Hello there. I'm very interested in helping build up the fingerprint database (w/ the open codegen). I DJ and help out at CHIRP Radio (
http://chirpradio.org/) which is a non-commercial radio station in Chicago; we broadcast live 18 hours a day, 7 days a week. As an experiment I started running a daemon that takes 40 second samples of our live stream and posts the fingerprint and song identification to the hosted EchoNest API. There is a live DJ constantly updating which song is currently playing so this data is pretty accurate. CHIRP plays a lot of new music so this could be a good way to keep EchoNest up to date.
I have a few questions:
- What exactly happens when I post the song identification to EchoNest with a fingerprint? Does it eventually help make a match the next time someone queries for a similar fingerprint?
- The DJs sometimes have a hard time looking up the song so their identification could be delayed. Is it ok to send a small amount of mis-identifications?
- The station goes off the air late at night and broadcasts silence. If I left a daemon running it would post the silence fingerprints with the last identified song (which is wrong). Is this ok?
- Since I am taking 40 second samples sometimes there is a DJ talking or two songs are in transition, etc. It is not 100% accurate.

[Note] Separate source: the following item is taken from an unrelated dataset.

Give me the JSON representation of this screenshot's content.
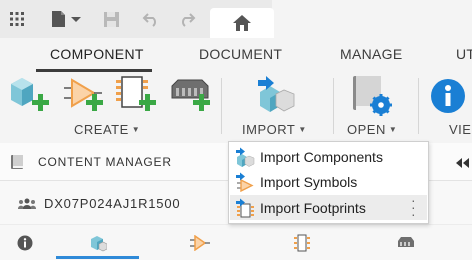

My main interest is that I'd like to seed the EchoNest database with new song data so that I can use the API for other projects to identify lots of songs. Would my data seeding lead to this eventually? Or would I have to de-duplicate the data myself, analyze it, and make the queries resolve for new fingerprints myself?
Here is the source of the script I've been running in case anyone is curious:
https://github.com/chirpradio/chirpradio-echoIf this sounds like a good idea, we have broadcast archives with metadata going all the way back to 2010. That's more than 19,710 hours of music that I could use for seeding.
Kumar